Today, the sun breaks through and tall mountainous peaks with thick evergreen timber illuminate the viridian landscape. And like Astoria and its river-front environs or Ilwaco with salmon fleet fishing, salmon is king.

Indeed, the finned ones are nearly as thick as evergreen trees in the forests that surround Baranof Island.

Before my chef job began, I fished a day with Herb Tennell aboard the Micah, one of several comfortable 32 foot sea boats owned and operated by Outbound Alaska Charters.
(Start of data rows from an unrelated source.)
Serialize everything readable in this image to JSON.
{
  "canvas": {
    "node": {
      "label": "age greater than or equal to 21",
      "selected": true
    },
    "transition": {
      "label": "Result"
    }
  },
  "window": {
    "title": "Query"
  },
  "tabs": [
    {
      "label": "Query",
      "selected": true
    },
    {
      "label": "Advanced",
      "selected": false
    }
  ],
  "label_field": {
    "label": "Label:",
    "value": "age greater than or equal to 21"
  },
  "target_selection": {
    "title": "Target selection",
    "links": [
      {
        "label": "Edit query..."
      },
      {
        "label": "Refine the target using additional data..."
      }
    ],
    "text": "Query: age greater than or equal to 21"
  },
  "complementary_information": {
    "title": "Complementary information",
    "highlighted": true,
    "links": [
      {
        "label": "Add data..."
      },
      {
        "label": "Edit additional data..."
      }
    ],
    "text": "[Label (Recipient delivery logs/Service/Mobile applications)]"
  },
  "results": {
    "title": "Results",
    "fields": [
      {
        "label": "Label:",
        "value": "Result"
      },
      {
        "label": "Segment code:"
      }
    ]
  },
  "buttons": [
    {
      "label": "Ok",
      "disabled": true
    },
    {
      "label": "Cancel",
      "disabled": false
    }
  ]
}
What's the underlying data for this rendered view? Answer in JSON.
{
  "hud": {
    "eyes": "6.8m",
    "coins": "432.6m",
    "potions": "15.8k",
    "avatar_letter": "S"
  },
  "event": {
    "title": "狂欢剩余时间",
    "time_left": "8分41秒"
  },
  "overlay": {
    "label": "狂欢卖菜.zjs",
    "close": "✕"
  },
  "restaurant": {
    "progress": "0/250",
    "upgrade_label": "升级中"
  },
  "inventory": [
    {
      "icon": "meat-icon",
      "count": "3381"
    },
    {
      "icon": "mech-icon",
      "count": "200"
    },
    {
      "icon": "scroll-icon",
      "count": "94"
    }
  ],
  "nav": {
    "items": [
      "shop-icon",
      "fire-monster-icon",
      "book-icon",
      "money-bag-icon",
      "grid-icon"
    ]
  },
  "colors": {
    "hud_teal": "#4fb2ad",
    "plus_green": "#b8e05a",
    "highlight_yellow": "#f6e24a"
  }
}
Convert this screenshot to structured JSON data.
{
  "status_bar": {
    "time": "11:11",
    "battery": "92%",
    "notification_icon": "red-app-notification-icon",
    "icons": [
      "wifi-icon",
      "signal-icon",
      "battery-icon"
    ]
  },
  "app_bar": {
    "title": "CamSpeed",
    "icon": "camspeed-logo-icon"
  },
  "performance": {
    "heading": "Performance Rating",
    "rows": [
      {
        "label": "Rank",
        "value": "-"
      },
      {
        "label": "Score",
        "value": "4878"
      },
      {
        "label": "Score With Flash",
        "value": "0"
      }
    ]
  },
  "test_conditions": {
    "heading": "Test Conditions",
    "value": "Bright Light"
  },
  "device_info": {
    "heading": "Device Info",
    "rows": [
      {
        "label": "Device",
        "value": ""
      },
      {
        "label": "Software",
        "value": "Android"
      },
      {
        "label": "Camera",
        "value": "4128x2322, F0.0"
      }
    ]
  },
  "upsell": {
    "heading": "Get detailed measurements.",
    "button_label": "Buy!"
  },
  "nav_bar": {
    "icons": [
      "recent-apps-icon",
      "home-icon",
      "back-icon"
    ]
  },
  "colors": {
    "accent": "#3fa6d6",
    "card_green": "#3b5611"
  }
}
I fished alongside a Virginia couple. On a wooden dock just off Katlian Street, we unloaded a hoard of rockfish, three dazzling Chinook salmon, three halibut (we had to release two 42- and 44-inch beauties), and, finally, a nearly six foot dagger-mouthed ling cod that could make an infant wail.

Above, a huge mature eagle circled in glorious, graceful loops, its long, broad wings and piercing cry cutting through the sky like a Damascus blade.

Though a thousand miles away, this ocean is our same Pacific.

It doesn’t suffer as frequently the rough weather challenges like those of the Columbia River Bar, that seven-mile wide torrent of tide clashing like two knockdown prize fighters when big water meets big water, which seems constant.

Sitka, or the Native derivation Sheet’ka (or a later incarnation as the Russian enclave known as New Archangel), is the 900-year home of the proud Tlingit.

Like the high, piercing cry of the eagle, the spirit of these Native Alaskans suggests an ancient and spiritual presence over the island the Russians named Baranof Island.

Nearly four decades ago, Ivan Doig wrote a brilliant novel titled “The Sea Runners.” The story begins in Sitka, then under Russian rule, but ended in Willapa Bay near the time of the first pioneers, that being Espy and Clarke after their life-saving encounter with Chinook chief Nahcati in 1841.

Doig brought us an adventure of four indentured servants who escaped their masters in a stolen Haifa canoe and then pressed against unrelenting odds down the Northwest Coast to Willapa Bay.

I hope to stay in Sitka for several months and explore links between these two communities and all the gifts, historical legends, and the sublime landscapes that make both cities unique settlements.

Along the way, we will ride in our spirit canoes, remembering distant ancestors, First Nation Peoples, pioneers, fishermen and, lastly, a legacy that makes us who we are as Northwest individuals, and as an amalgamation of human forces paddling in the same boat.

As the Siouan people say, “Meta cuye oyasin.” We are one family.